凌飞度服了,他认命地将柳晤言扶了起来,拿过枕头给他垫着腰,一勺一勺地给他喂药。沉默了半晌,凌飞度开口说道:“便宜表哥说,那位大师行踪不定,最近一次有人看见他,是在香山寺。”
柳晤言乖乖地被喂药,闻言问道:“香山寺离这里多远?”
“快马加鞭,两日即可到达,我已经派人去打探了。”凌飞度语气不畅:“既然如此,我们即刻启程去香山寺。”
“甚好,不过小凌得给我准备一辆马车才行。”柳晤言两手一摊,一副无赖的模样。
“早就备好了,今晚趁着月黑风高我们出发。”凌飞度淡淡道。
“嗯?小凌这是做了两手准备。”柳晤言挑挑眉。
凌飞度不想理他,在房间里收拾着一些金银细软,一股脑地打包带走。
“苍天呐,我只是一个平平无奇的社畜,剧本能不能简单点。特别是,不要让我的好基友死,求你了。”凌飞度心中哀嚎。
是夜,柳晤言和凌飞度坐上了马车,往香山寺而去。
两天后,一位俊美的少年扶着一位清俊的男子出现在了香山寺的山脚下。
看着一望看不到尽头的台阶,凌飞度不免有些担心柳晤言的身体状态。柳晤言仿佛洞穿了凌飞度的想法,笑道:“怎么?小凌想背我上去?”

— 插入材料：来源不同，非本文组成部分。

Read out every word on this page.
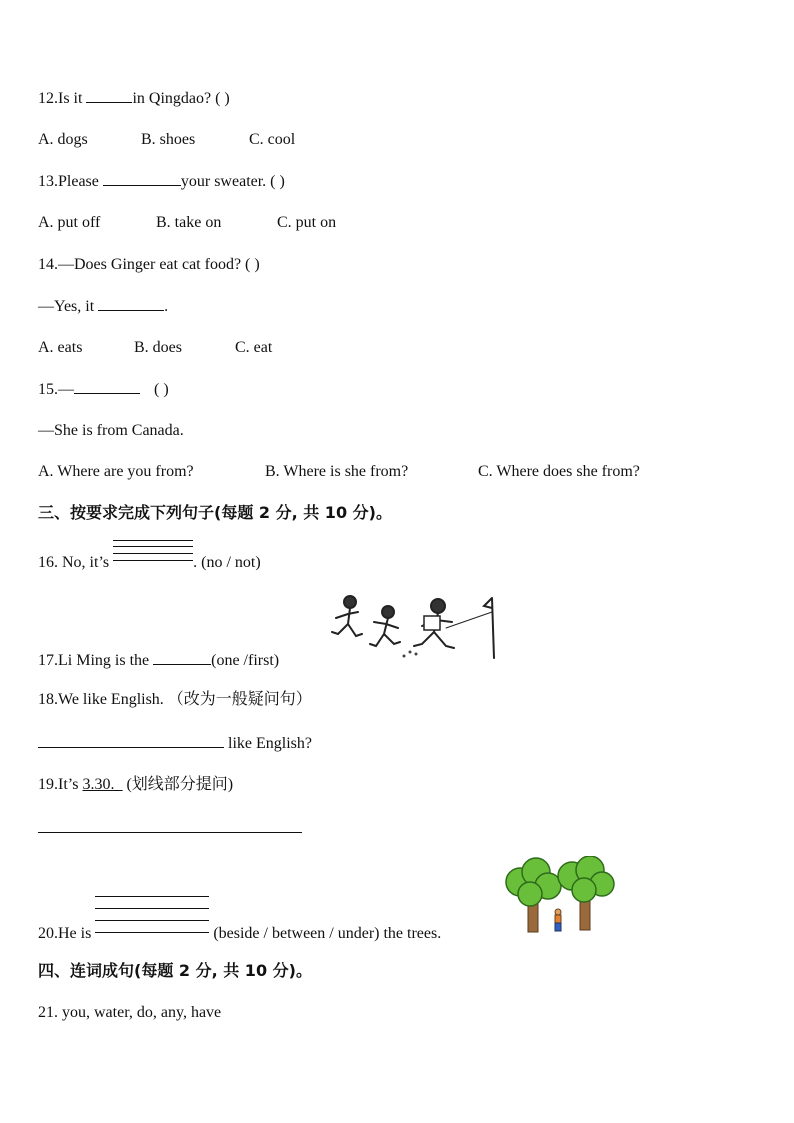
12.Is it	in Qingdao? ( )
A. dogs	B. shoes	C. cool
13.Please	your sweater. ( )
A. put off	B. take on	C. put on
14.—Does Ginger eat cat food? ( )
—Yes, it	.
A. eats	B. does	C. eat
15.—	( )
—She is from Canada.
A. Where are you from?	B. Where is she from?	C. Where does she from?
三、按要求完成下列句子(每题 2 分, 共 10 分)。
16. No, it’s	. (no / not)
17.Li Ming is the	(one /first)
18.We like English. （改为一般疑问句）
like English?
19.It’s 3.30._ (划线部分提问)
20.He is	(beside / between / under) the trees.
四、连词成句(每题 2 分, 共 10 分)。
21. you, water, do, any, have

“......我只是一个普通的缺乏锻炼的宅男,不是什么飞檐走壁的大侠,谢谢。”凌飞度腹诽道。他看着往来的人群,随机挑了一位看起来面善的大叔道:“大哥,我朋友身体不太好,这香山寺有没有轿夫帮忙抬上去的?”
那位大叔闻言打量了一下柳晤言,说道:“这边是向菩萨表示虔诚的登山道,你们往左走几公里,那边是妇人小姐们走的大路,或许会有轿夫。”
“谢谢,谢谢。”凌飞度道谢,拉着柳晤言向大路走去。
不多时,二人便来到了大叔所说的大路。
柳晤言打量着盘山大道,并未看见什么轿夫,一些个夫人、小姐的轿子倒是不少。柳晤言心生一计,轻飘飘地软了身子,晕在了凌飞度怀里。
凌飞度秒懂,他惊声道:“大哥,大哥你怎么了?!”惹出来的动静逼停了一座玄色的软轿。
一只骨节分明的手,撩开了轿帘。